For products that deliver a superior user experience, voice assistants offer an unprecedented opportunity to engage with consumers at an unprecedented level – truly mimicking a human connection. This could be in the form of agents as products in themselves, or voice as a mode for a wider range of products.
3. The opportunities we see
1. Clearly explain why sound is necessary
We look forward to seeing products and founders who can clearly articulate how voice brings unique value to a product — not just using voice for the sake of using it. In many cases, voice interfaces are actually disadvantageous compared to text interfaces because they are less convenient to use and less efficient in getting information out.

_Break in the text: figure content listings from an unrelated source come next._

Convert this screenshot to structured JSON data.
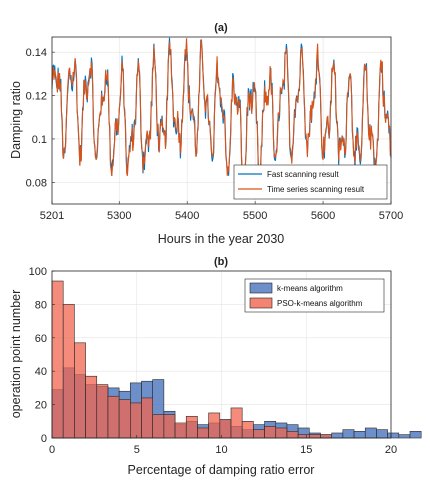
{
  "chart_data": [
    {
      "type": "line",
      "title": "(a)",
      "xlabel": "Hours in the year 2030",
      "ylabel": "Damping ratio",
      "xlim": [
        5201,
        5700
      ],
      "ylim": [
        0.07,
        0.147
      ],
      "xticks": [
        5201,
        5300,
        5400,
        5500,
        5600,
        5700
      ],
      "yticks": [
        0.08,
        0.1,
        0.12,
        0.14
      ],
      "grid": true,
      "legend_position": "bottom-right",
      "series": [
        {
          "name": "Fast scanning result",
          "color": "#0072BD"
        },
        {
          "name": "Time series scanning result",
          "color": "#D95319"
        }
      ]
    },
    {
      "type": "bar",
      "title": "(b)",
      "xlabel": "Percentage of damping ratio error",
      "ylabel": "operation point number",
      "xlim": [
        0,
        20
      ],
      "ylim": [
        0,
        100
      ],
      "xticks": [
        0,
        5,
        10,
        15,
        20
      ],
      "yticks": [
        0,
        20,
        40,
        60,
        80,
        100
      ],
      "grid": true,
      "legend_position": "top-right",
      "bin_width": 0.66,
      "series": [
        {
          "name": "k-means algorithm",
          "color": "#4A74BD",
          "values": [
            29,
            42,
            38,
            32,
            31,
            30,
            28,
            33,
            34,
            35,
            16,
            8,
            10,
            8,
            9,
            11,
            7,
            5,
            8,
            10,
            9,
            8,
            6,
            3,
            2,
            3,
            5,
            4,
            6,
            5,
            3,
            2,
            4
          ]
        },
        {
          "name": "PSO-k-means algorithm",
          "color": "#F0644F",
          "values": [
            94,
            80,
            57,
            37,
            32,
            25,
            23,
            21,
            24,
            14,
            14,
            9,
            13,
            6,
            15,
            11,
            18,
            10,
            5,
            7,
            6,
            4,
            2,
            2,
            2,
            0,
            0,
            0,
            0,
            0,
            0,
            0,
            0
          ]
        }
      ]
    }
  ]
}
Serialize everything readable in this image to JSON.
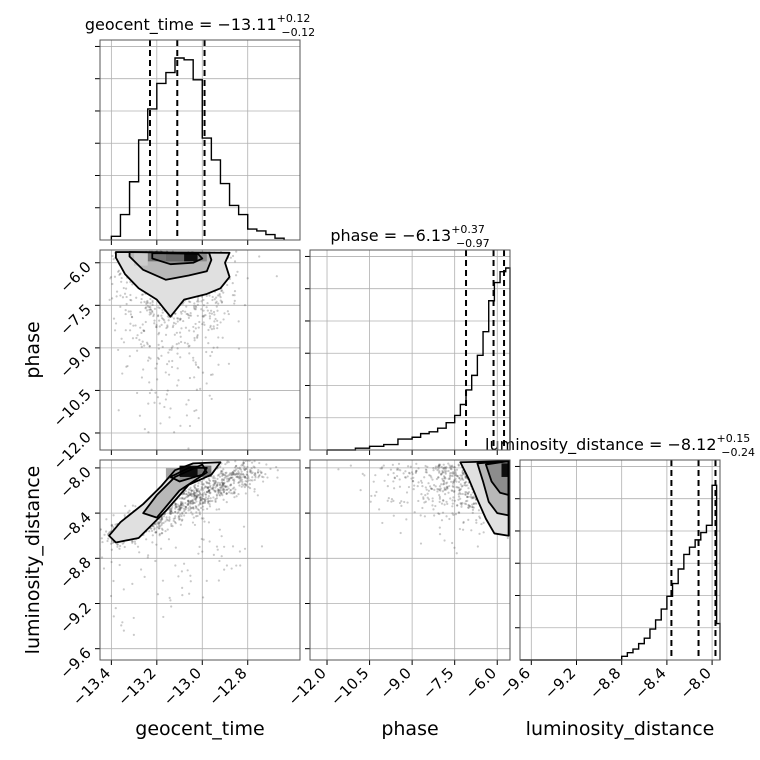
{
  "chart_data": {
    "type": "corner",
    "params": [
      "geocent_time",
      "phase",
      "luminosity_distance"
    ],
    "axis_labels": [
      "geocent_time",
      "phase",
      "luminosity_distance"
    ],
    "ranges": {
      "geocent_time": [
        -13.45,
        -12.57
      ],
      "phase": [
        -12.6,
        -5.55
      ],
      "luminosity_distance": [
        -9.7,
        -7.93
      ]
    },
    "ticks": {
      "geocent_time": [
        {
          "v": -13.4,
          "label": "−13.4"
        },
        {
          "v": -13.2,
          "label": "−13.2"
        },
        {
          "v": -13.0,
          "label": "−13.0"
        },
        {
          "v": -12.8,
          "label": "−12.8"
        }
      ],
      "phase": [
        {
          "v": -12.0,
          "label": "−12.0"
        },
        {
          "v": -10.5,
          "label": "−10.5"
        },
        {
          "v": -9.0,
          "label": "−9.0"
        },
        {
          "v": -7.5,
          "label": "−7.5"
        },
        {
          "v": -6.0,
          "label": "−6.0"
        }
      ],
      "luminosity_distance": [
        {
          "v": -9.6,
          "label": "−9.6"
        },
        {
          "v": -9.2,
          "label": "−9.2"
        },
        {
          "v": -8.8,
          "label": "−8.8"
        },
        {
          "v": -8.4,
          "label": "−8.4"
        },
        {
          "v": -8.0,
          "label": "−8.0"
        }
      ]
    },
    "titles": [
      {
        "name": "geocent_time",
        "value": "−13.11",
        "plus": "+0.12",
        "minus": "−0.12"
      },
      {
        "name": "phase",
        "value": "−6.13",
        "plus": "+0.37",
        "minus": "−0.97"
      },
      {
        "name": "luminosity_distance",
        "value": "−8.12",
        "plus": "+0.15",
        "minus": "−0.24"
      }
    ],
    "quantiles": {
      "geocent_time": [
        -13.23,
        -13.11,
        -12.99
      ],
      "phase": [
        -7.1,
        -6.13,
        -5.76
      ],
      "luminosity_distance": [
        -8.36,
        -8.12,
        -7.97
      ]
    },
    "histograms": {
      "geocent_time": {
        "edges": [
          -13.4,
          -13.36,
          -13.32,
          -13.28,
          -13.24,
          -13.2,
          -13.16,
          -13.12,
          -13.08,
          -13.04,
          -13.0,
          -12.96,
          -12.92,
          -12.88,
          -12.84,
          -12.8,
          -12.76,
          -12.72,
          -12.68,
          -12.64
        ],
        "counts": [
          0.02,
          0.14,
          0.32,
          0.55,
          0.72,
          0.86,
          0.92,
          1.0,
          0.99,
          0.88,
          0.56,
          0.44,
          0.31,
          0.19,
          0.14,
          0.06,
          0.05,
          0.03,
          0.01
        ]
      },
      "phase": {
        "edges": [
          -12.0,
          -11.0,
          -10.5,
          -10.0,
          -9.5,
          -9.0,
          -8.7,
          -8.4,
          -8.1,
          -7.8,
          -7.5,
          -7.3,
          -7.1,
          -6.9,
          -6.7,
          -6.5,
          -6.3,
          -6.1,
          -5.9,
          -5.7,
          -5.55
        ],
        "counts": [
          0.0,
          0.01,
          0.02,
          0.03,
          0.06,
          0.07,
          0.09,
          0.1,
          0.12,
          0.15,
          0.19,
          0.25,
          0.33,
          0.41,
          0.52,
          0.65,
          0.82,
          0.92,
          0.98,
          1.0
        ]
      },
      "luminosity_distance": {
        "edges": [
          -9.7,
          -8.8,
          -8.75,
          -8.7,
          -8.65,
          -8.6,
          -8.55,
          -8.5,
          -8.45,
          -8.4,
          -8.35,
          -8.3,
          -8.25,
          -8.2,
          -8.15,
          -8.1,
          -8.05,
          -8.0,
          -7.96,
          -7.93
        ],
        "counts": [
          0.0,
          0.02,
          0.04,
          0.06,
          0.09,
          0.12,
          0.17,
          0.22,
          0.28,
          0.35,
          0.42,
          0.5,
          0.58,
          0.62,
          0.66,
          0.7,
          0.74,
          0.96,
          0.2
        ]
      }
    },
    "contours": {
      "phase_vs_geocent_time": [
        [
          [
            -13.38,
            -5.82
          ],
          [
            -13.34,
            -6.4
          ],
          [
            -13.28,
            -6.9
          ],
          [
            -13.2,
            -7.3
          ],
          [
            -13.14,
            -7.9
          ],
          [
            -13.08,
            -7.3
          ],
          [
            -12.98,
            -7.1
          ],
          [
            -12.92,
            -6.9
          ],
          [
            -12.88,
            -6.5
          ],
          [
            -12.9,
            -6.0
          ],
          [
            -12.88,
            -5.65
          ],
          [
            -13.38,
            -5.62
          ]
        ],
        [
          [
            -13.32,
            -5.78
          ],
          [
            -13.26,
            -6.25
          ],
          [
            -13.16,
            -6.6
          ],
          [
            -13.06,
            -6.45
          ],
          [
            -12.98,
            -6.3
          ],
          [
            -12.96,
            -5.9
          ],
          [
            -12.97,
            -5.65
          ],
          [
            -13.32,
            -5.62
          ]
        ],
        [
          [
            -13.22,
            -5.85
          ],
          [
            -13.14,
            -6.05
          ],
          [
            -13.04,
            -6.0
          ],
          [
            -13.0,
            -5.85
          ],
          [
            -13.02,
            -5.68
          ],
          [
            -13.22,
            -5.66
          ]
        ]
      ],
      "luminosity_distance_vs_geocent_time": [
        [
          [
            -13.41,
            -8.6
          ],
          [
            -13.36,
            -8.48
          ],
          [
            -13.26,
            -8.32
          ],
          [
            -13.18,
            -8.16
          ],
          [
            -13.12,
            -8.02
          ],
          [
            -13.04,
            -7.96
          ],
          [
            -12.92,
            -7.95
          ],
          [
            -12.96,
            -8.06
          ],
          [
            -13.06,
            -8.15
          ],
          [
            -13.16,
            -8.38
          ],
          [
            -13.28,
            -8.62
          ],
          [
            -13.38,
            -8.66
          ]
        ],
        [
          [
            -13.26,
            -8.4
          ],
          [
            -13.2,
            -8.24
          ],
          [
            -13.12,
            -8.08
          ],
          [
            -13.0,
            -7.97
          ],
          [
            -12.98,
            -8.04
          ],
          [
            -13.1,
            -8.2
          ],
          [
            -13.2,
            -8.44
          ]
        ],
        [
          [
            -13.14,
            -8.08
          ],
          [
            -13.06,
            -8.0
          ],
          [
            -12.98,
            -8.0
          ],
          [
            -13.0,
            -8.06
          ],
          [
            -13.1,
            -8.12
          ]
        ]
      ],
      "luminosity_distance_vs_phase": [
        [
          [
            -7.3,
            -7.95
          ],
          [
            -7.0,
            -8.1
          ],
          [
            -6.7,
            -8.28
          ],
          [
            -6.4,
            -8.45
          ],
          [
            -6.1,
            -8.58
          ],
          [
            -5.6,
            -8.6
          ],
          [
            -5.6,
            -7.94
          ]
        ],
        [
          [
            -6.7,
            -7.96
          ],
          [
            -6.5,
            -8.12
          ],
          [
            -6.3,
            -8.3
          ],
          [
            -6.0,
            -8.4
          ],
          [
            -5.6,
            -8.42
          ],
          [
            -5.6,
            -7.94
          ]
        ],
        [
          [
            -6.4,
            -7.97
          ],
          [
            -6.2,
            -8.12
          ],
          [
            -5.9,
            -8.22
          ],
          [
            -5.6,
            -8.24
          ],
          [
            -5.6,
            -7.94
          ]
        ]
      ]
    },
    "density_cells": {
      "phase_vs_geocent_time": [
        {
          "x": [
            -13.24,
            -13.16
          ],
          "y": [
            -5.95,
            -5.65
          ],
          "shade": 0.45
        },
        {
          "x": [
            -13.16,
            -13.08
          ],
          "y": [
            -5.95,
            -5.65
          ],
          "shade": 0.4
        },
        {
          "x": [
            -13.08,
            -13.02
          ],
          "y": [
            -5.95,
            -5.65
          ],
          "shade": 0.05
        },
        {
          "x": [
            -13.02,
            -12.98
          ],
          "y": [
            -5.95,
            -5.65
          ],
          "shade": 0.55
        },
        {
          "x": [
            -13.3,
            -13.24
          ],
          "y": [
            -6.1,
            -5.65
          ],
          "shade": 0.8
        }
      ],
      "luminosity_distance_vs_geocent_time": [
        {
          "x": [
            -13.1,
            -13.02
          ],
          "y": [
            -8.08,
            -7.98
          ],
          "shade": 0.05
        },
        {
          "x": [
            -13.02,
            -12.96
          ],
          "y": [
            -8.08,
            -7.98
          ],
          "shade": 0.45
        },
        {
          "x": [
            -13.16,
            -13.1
          ],
          "y": [
            -8.1,
            -8.0
          ],
          "shade": 0.65
        }
      ],
      "luminosity_distance_vs_phase": [
        {
          "x": [
            -5.85,
            -5.55
          ],
          "y": [
            -8.08,
            -7.96
          ],
          "shade": 0.05
        },
        {
          "x": [
            -6.05,
            -5.85
          ],
          "y": [
            -8.1,
            -7.96
          ],
          "shade": 0.55
        }
      ]
    }
  }
}
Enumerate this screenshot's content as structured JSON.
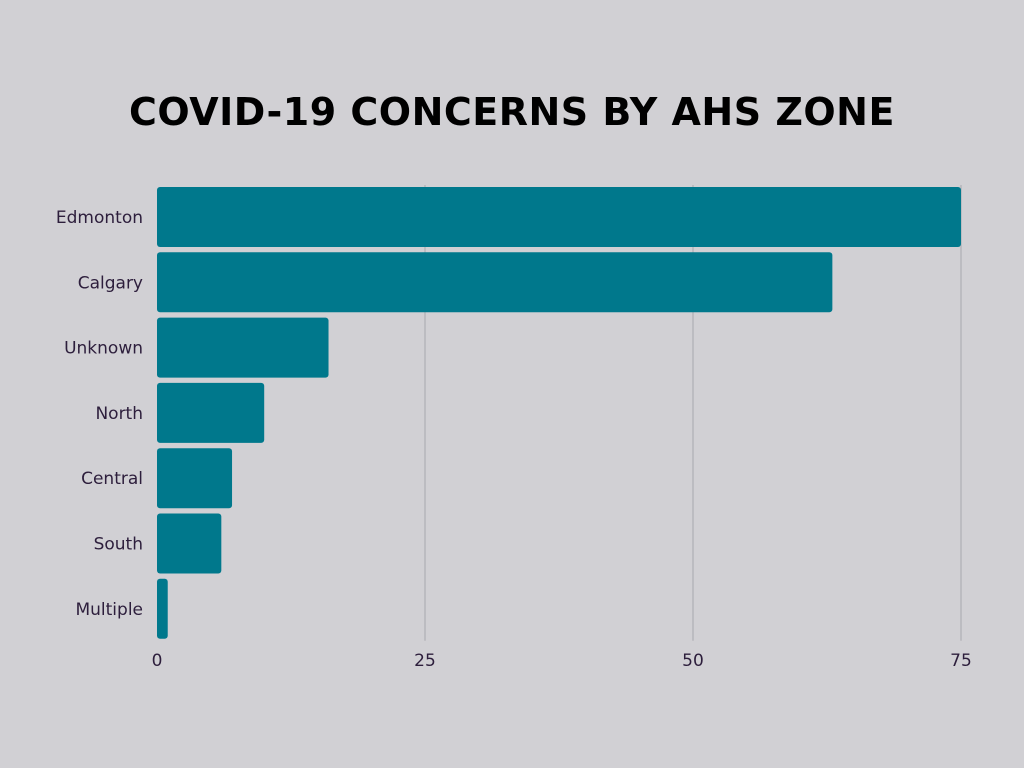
{
  "colors": {
    "background": "#d1d0d4",
    "bar": "#00788c",
    "grid": "#a8a8ae",
    "title": "#000000",
    "label": "#2d1e3c"
  },
  "chart_data": {
    "type": "bar",
    "orientation": "horizontal",
    "title": "COVID-19 CONCERNS BY AHS ZONE",
    "xlabel": "",
    "ylabel": "",
    "categories": [
      "Edmonton",
      "Calgary",
      "Unknown",
      "North",
      "Central",
      "South",
      "Multiple"
    ],
    "values": [
      75,
      63,
      16,
      10,
      7,
      6,
      1
    ],
    "xlim": [
      0,
      75
    ],
    "xticks": [
      0,
      25,
      50,
      75
    ],
    "grid": "vertical"
  }
}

2. Clearly explain why real-time voice is necessary
While voice has its challenges, real-time voice is even more challenging to use (compared to asynchronous voice messaging). We expect to see founders understand why their products need to be built around real-time conversations — perhaps to provide human-like companionship, practice environments, etc.
3. From skeuomorphism to pre-AI “products”
We suspect that strong-form products will not simply replicate human-to-human conversations, but will instead use AI voice assistants as replacements for human service providers. First, meeting such standards is difficult — but more importantly, there is an opportunity to leverage AI to deliver the same value more efficiently and more pleasantly.
4. Verticalization to the point where model quality does not determine the winner
Leading general-purpose consumer AI products (such as ChatGPT, Pi, Claude) have high-quality voice models. They are able to effectively participate in many types of conversations and interactions. And, because they have their own models and stacks, they are likely to win in terms of latency and dialogue flow in the short term.
We expect to see startups succeed by customizing or tuning for specific types of conversations, or building UIs that provide more context and value to the voice assistant experience — for example, tracking progress over time, or guiding the conversation/experience in an opinionated way.